It must have been a couple of years ago that I observed a pattern occurring across multiple projects during attempts to "load balance". Sadly, I have seen on many occasion, the project that is on fire (most late) have resources pulled onto it from projects that are within bounds, then - surprise-surprise - these previously comfortable projects run into problems a few months later. The projects that we're on track, having been pillaged of their originally allocated resources, fall behind, and they eventually become equally critical and late, and the cycle continues.
At its worst, this behaviour is the determination to prevent any project from succeeding by ripping away people, resources, time, money and focus, to help along the laggards. Baroness Thatcher's government had an education policy like this, called "no-one left behind". A test engineer recently told me that this roughly translates to "no-one runs ahead", which is what you effectively to when you sacrifice the good projects to prop up the bad.
So what do we do to avoid it?
The simplest suggestion I have is to just say the words to yourself, and anyone else involved in the decision making:
Do we want all of our projects to be late, or just this one?It can seem forthright and provocative, but it's designed to remind us all that there's a consequence to our actions, and that we're trading man power, not conjuring it from thin air.
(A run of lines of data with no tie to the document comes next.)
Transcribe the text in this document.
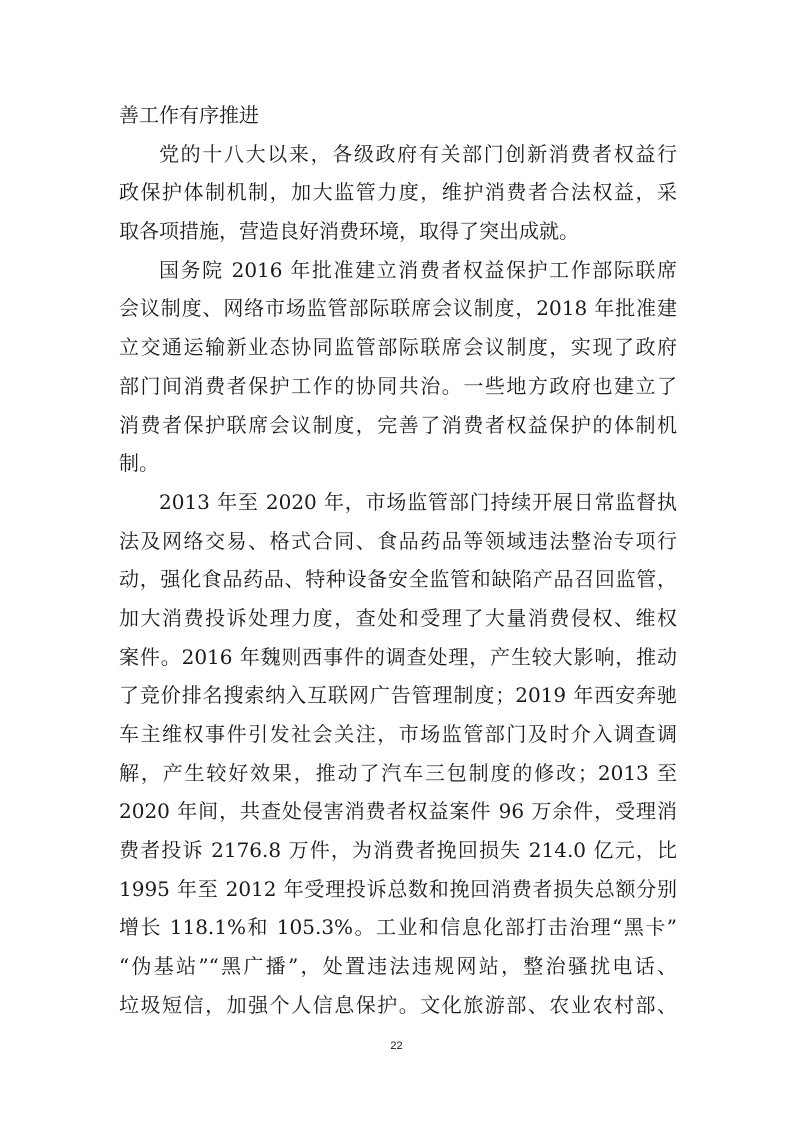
善工作有序推进
党的十八大以来，各级政府有关部门创新消费者权益行
政保护体制机制，加大监管力度，维护消费者合法权益，采
取各项措施，营造良好消费环境，取得了突出成就。
国务院 2016 年批准建立消费者权益保护工作部际联席
会议制度、网络市场监管部际联席会议制度，2018 年批准建
立交通运输新业态协同监管部际联席会议制度，实现了政府
部门间消费者保护工作的协同共治。一些地方政府也建立了
消费者保护联席会议制度，完善了消费者权益保护的体制机
制。
2013 年至 2020 年，市场监管部门持续开展日常监督执
法及网络交易、格式合同、食品药品等领域违法整治专项行
动，强化食品药品、特种设备安全监管和缺陷产品召回监管，
加大消费投诉处理力度，查处和受理了大量消费侵权、维权
案件。2016 年魏则西事件的调查处理，产生较大影响，推动
了竞价排名搜索纳入互联网广告管理制度；2019 年西安奔驰
车主维权事件引发社会关注，市场监管部门及时介入调查调
解，产生较好效果，推动了汽车三包制度的修改；2013 至
2020 年间，共查处侵害消费者权益案件 96 万余件，受理消
费者投诉 2176.8 万件，为消费者挽回损失 214.0 亿元，比
1995 年至 2012 年受理投诉总数和挽回消费者损失总额分别
增长 118.1%和 105.3%。工业和信息化部打击治理“黑卡”
“伪基站”“黑广播”，处置违法违规网站，整治骚扰电话、
垃圾短信，加强个人信息保护。文化旅游部、农业农村部、
22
Once we've removed any illusions and delusions that we can somehow get more done in the same time with the same people, we must prioritise. It is almost never the case that two jobs are equally important, so one of the jobs takes precedence. Is it the one that's on fire, or is it the one that's going well? It's OK to let the job that's on fire slip, so long as you know that it's the best thing to do on balance. But it's the knowledge that's important, rather than the basic reaction to the problem, so sit down and talk about it with all concerned. A mechanical engineer I worked with years ago used to say that we needed to focus on the important jobs, rather than the urgent ones, and stop panicking. In fact, if I think about it, the first time I saw this pattern was all those years ago as a novice mechanical engineer, but I didn't have the experience to recognise it then: late doesn't mean critical!
Analysing return on investment is also very important, because if a project that can make you £5K per month is late, but you've got a £20K per month project going well, don't delay the high earner for the sake of a few bucks now, as delayed earnings actually cost a lot more than equal gained earnings now in terms of ROI. And don't forget that spending more on a project that's now late is going to reduce its effective ROI anyway, so do the sums and focus on marginal costs, rather than sunk costs. I think I'll be revisiting this last point when I talk about "Finish The Job, No Matter What The Cost", when I'll be talking more about how we should always remember that stopping a project should always remain an option.
The last thing I try to remember to do is to offer planning options. I don't just push-back on the request to move work to the emergency project, I'd rather offer options, but each with the consequences to other projects outlined.
Looking at the last point, it seems that the common theme to all of this is to make consequences clear to the people making the decisions! It's amazing how very clever people can appear to live in cloud cuckoo land when it comes to making these decisions, but it's a lack of information and context that makes silly decisions easy to make, and not a lack of clear thinking on the decision maker's part. Even if it feels like teaching your Granny to suck eggs, stating the obvious shouldn't be shied away from, as it's usually overlooking the obvious that gets us into trouble.